Michael Weisel is a painter based in Columbus, Ohio.  His fine art educational background includes coursework at the Art Student League in NYC and The Canterbury College of Art in Canterbury England.

Behind The Work

The inspiration for my work can come from many sources but is rooted in personal experience and personal connection.  In making a painting or drawing I often will combine a variety of disparate elements, both in content and style, and try to create a work that brings these elements into visual harmony.

Any painting or drawing may have an interesting story or history behind it, but for me, in the end, it has to stand on its own visually to be successful.

Like a piece of music where the written notes on the page may be fixed, in the listening each listener brings something different to the piece of music and hears the music in their own way, a painting can do the same.  Each viewer standing in front of the work brings their own story to their viewing of that work and may see or interpret that work in strikingly different ways than the next viewer.

I like the idea that a work can take on a life of its own;  even if that life is far apart from my original intent in making it.

Creative Process

For me, a painting usually starts with an idea, personal experience, or an image that caught my attention.

Sometimes I may do a small undetailed preliminary sketch, or perhaps a small study and then I will usually put some form of that basic composition on the canvas.  From that point forward the painting takes on a life of its own, where I tend to react more to what is in front of me on the canvas than what might have launched the painting to begin with.

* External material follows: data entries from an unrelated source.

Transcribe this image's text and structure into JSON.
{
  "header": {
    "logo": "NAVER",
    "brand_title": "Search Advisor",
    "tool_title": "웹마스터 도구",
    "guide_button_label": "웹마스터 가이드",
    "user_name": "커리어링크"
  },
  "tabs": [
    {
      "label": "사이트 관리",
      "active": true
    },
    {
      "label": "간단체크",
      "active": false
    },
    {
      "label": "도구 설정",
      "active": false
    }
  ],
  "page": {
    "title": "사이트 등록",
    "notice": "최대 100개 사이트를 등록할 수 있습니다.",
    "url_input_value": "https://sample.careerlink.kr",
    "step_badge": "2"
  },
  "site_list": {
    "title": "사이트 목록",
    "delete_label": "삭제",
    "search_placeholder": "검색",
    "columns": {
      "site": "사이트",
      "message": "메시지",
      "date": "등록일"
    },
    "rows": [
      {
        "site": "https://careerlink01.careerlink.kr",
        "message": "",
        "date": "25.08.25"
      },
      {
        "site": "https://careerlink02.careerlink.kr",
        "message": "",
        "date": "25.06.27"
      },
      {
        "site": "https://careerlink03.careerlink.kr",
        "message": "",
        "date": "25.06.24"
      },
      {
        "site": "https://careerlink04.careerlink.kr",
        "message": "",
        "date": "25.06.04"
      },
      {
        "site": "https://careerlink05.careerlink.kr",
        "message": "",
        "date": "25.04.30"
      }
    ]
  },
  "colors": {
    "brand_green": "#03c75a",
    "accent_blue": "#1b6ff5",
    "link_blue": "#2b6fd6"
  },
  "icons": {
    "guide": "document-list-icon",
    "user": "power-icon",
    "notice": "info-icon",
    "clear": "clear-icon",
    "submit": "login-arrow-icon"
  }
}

It is not unusual for the finished painting to seem like a distant cousin to, or be unrelated to where it began.

Because I tend to work this way, a large part of the challenge in making a painting is to not allow preconceived notions about the work to get in the way of where the painting may go.

This can feel pretty risky at times but I usually find that the place somewhere between comfortable acceptance and blindly jumping off of a cliff is where most of the good work lives.